Son attention fut détournée quand une présence vint se faire sentir à ses côtés. C’était une petite femme menue, aux cheveux grisonnants mais au port de tête fier et altier. Sa mère. D’un regard entendu, elle lui fit comprendre que tout était fin prêt, que bientôt il pourrait enfin trouver sa juste place, à la tête de la famille.

Le silence se brisa lorsque les portes de la salle s’ouvrirent en fracas. César retint une moue de dégoût en voyant que le perturbateur n’était autre que son frère en personne. Son frère. Un rire amer s’échappa de ses fines lèvres lorsqu’il pensa à cet homme qui n’avait rien d’un frère pour lui. De sept ans son aîné, Charles était le fils d’un grand seigneur et d’une comtesse tandis que lui, n’était que le fils bâtard d’un petit nobliau et de cette femme, venue de nulle part et sans histoire qui avait réussi à manipuler le duc qui avait ouvert les portes du château en même temps que son cœur. Il avait pris soin de lui comme s’il était son propre fils, l’avait éduqué et élevé au rang de sa prestigieuse famille. Mais il n’était que le second. Et Charles avait toujours pris un grand soin à lui rappeler qu’en plus d’être le plus âgé, il était également le fils véritable. Les terres, la richesse, la gloire… Tout était à lui tandis que le plus jeune ne récupérait que les miettes laissées après son passage victorieux.

Mais tout se terminerait aujourd’hui. Son règne prendrait fin. Après vingt années à subir ses moqueries, ses attaques et son dénigrement, les rôles s’inverseraient : le faible deviendrait fort et il prendrait le pouvoir tandis que l’autre mordrait la poussière.

Le maître des lieux se laissa nonchalamment tomber sur sa chaise, en bout de table tout en feignant un soupir de lassitude. D’un geste de la main, il ordonna à une servante qui venait d’apparaître de lui apporter sa boisson. Celle-ci s’exécuta, sous le regard affuté de la veuve qui s’enforçait de cacher son air jovial alors que son fils maugréait dans sa barbe.

—Allons, viens t’asseoir avec moi mon frère. Nos invités vont bientôt arriver, je ne voudrais pas que tu rates les exploits de ma dernière bataille.

—Je ne manquerais cela pour rien au monde.

A son tour, César se laissa tomber sur un siège. Au même moment, les lourdes portes en chêne s’ouvrirent une nouvelle fois pour laisser passer quelques grands hommes au visage fatigué et à la barbe blanche qui s’installèrent sans un mot autour de la grande table.

Il les regarda d’un air satisfait puis porta son verre jusqu’à ses lèvres qu’il trempa doucement dans la boisson sous le regard attentif de l’assemblée.

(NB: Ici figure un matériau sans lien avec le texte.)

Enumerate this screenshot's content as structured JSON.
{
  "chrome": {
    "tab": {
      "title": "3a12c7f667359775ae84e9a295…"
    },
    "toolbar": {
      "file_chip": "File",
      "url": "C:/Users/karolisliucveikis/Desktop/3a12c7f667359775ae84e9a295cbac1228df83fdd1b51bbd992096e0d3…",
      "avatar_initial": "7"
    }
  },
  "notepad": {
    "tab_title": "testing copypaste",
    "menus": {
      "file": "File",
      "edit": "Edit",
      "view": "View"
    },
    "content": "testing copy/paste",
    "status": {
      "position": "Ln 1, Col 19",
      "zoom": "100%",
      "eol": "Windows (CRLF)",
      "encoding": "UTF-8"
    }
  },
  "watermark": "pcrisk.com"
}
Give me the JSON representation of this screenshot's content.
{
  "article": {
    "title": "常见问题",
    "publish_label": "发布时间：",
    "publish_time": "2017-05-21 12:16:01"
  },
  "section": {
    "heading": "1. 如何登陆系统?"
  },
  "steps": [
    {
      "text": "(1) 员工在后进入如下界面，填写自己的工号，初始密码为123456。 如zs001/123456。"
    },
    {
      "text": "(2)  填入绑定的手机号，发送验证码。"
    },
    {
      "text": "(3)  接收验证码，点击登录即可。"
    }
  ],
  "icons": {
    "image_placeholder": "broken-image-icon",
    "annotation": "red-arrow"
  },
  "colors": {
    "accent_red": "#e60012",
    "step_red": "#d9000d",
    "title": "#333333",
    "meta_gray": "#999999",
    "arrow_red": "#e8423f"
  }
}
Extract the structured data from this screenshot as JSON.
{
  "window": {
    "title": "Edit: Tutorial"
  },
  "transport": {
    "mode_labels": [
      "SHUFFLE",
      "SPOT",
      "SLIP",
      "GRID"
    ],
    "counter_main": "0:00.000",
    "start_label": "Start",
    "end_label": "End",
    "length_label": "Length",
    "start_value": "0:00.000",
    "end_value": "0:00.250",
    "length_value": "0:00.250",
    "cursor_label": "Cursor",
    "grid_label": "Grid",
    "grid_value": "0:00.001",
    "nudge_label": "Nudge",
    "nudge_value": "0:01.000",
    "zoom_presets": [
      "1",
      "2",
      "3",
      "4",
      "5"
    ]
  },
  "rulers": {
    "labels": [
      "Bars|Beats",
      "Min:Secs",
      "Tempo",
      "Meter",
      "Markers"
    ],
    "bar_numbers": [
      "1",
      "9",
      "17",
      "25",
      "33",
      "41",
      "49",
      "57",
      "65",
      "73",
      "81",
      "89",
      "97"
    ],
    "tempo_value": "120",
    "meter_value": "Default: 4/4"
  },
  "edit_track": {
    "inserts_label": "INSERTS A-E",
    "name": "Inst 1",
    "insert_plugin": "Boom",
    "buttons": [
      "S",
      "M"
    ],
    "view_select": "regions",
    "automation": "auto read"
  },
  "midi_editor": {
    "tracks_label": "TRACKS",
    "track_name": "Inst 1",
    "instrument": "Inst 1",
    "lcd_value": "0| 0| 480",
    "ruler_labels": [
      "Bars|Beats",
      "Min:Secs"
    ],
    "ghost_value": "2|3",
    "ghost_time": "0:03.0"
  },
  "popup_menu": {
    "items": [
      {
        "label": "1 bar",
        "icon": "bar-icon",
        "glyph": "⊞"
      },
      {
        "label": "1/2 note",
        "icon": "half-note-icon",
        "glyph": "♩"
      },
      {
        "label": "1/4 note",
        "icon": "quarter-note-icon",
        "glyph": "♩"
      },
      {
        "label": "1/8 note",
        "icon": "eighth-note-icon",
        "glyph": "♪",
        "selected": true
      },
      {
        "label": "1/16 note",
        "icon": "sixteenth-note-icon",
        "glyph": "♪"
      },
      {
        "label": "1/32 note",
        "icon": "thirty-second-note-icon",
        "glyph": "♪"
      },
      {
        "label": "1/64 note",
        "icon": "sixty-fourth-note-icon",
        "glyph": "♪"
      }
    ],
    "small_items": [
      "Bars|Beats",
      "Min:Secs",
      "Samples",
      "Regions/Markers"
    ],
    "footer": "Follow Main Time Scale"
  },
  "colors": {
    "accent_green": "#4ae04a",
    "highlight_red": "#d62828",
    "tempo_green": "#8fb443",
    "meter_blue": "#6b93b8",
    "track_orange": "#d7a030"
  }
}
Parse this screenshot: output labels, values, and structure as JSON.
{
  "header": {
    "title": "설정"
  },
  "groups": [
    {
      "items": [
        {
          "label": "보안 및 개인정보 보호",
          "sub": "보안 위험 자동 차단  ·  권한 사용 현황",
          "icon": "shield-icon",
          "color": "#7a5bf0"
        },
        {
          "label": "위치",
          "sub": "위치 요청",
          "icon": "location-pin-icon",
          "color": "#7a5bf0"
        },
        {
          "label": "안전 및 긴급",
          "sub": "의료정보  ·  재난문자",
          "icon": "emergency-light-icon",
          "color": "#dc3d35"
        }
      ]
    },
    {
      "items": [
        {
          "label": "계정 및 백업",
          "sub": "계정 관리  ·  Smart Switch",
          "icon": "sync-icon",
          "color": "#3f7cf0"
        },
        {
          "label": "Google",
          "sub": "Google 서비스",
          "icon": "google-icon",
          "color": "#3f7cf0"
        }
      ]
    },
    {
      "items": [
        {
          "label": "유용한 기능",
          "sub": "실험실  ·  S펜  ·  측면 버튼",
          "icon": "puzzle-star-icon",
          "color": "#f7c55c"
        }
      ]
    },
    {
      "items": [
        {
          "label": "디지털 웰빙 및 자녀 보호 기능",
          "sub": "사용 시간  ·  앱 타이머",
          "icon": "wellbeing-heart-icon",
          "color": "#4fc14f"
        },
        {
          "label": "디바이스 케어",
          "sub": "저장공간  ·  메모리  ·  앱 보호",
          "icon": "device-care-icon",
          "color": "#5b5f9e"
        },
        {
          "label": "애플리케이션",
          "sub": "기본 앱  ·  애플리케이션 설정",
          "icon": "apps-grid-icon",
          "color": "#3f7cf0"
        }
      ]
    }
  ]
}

Puis il commença son récit. La chevauchée jusque la province voisine, les pourparlers qui avaient échoués, les corps des messagers retrouvés dans la rivière bordant leur campement. Puis la haine et le désir de vengeance et de conquête, le feu qui s’était répandu dans ses entrailles. La charge. Les coups. Le sang. La douleur. Et la victoire. Comme bénie de Dieu.

Charles interrompit soudainement son monologue. Le monde tanguait autour de lui. D’un geste maladroit, il tenta de se rattraper à la table mais il s’effondra, soudainement vidé de ses forces. Ses mains se mirent à trembler, sa salive à mousser et le monde devint de plus en plus flou, jusqu’à disparaître. Il tenta de crier, de se relever, de croiser le regard de celui qui n’avait jamais été son frère. Mais il ne voyait plus rien. Il ne sentait plus rien, si ce n’était une horrible douleur qui venait tordre ses entrailles et lui soulever le cœur. Il entendit pourtant quelqu’un se précipiter à ses côtés, hurler des paroles qu’il ne pouvait plus entendre. Une main brûlante attrapa la sienne.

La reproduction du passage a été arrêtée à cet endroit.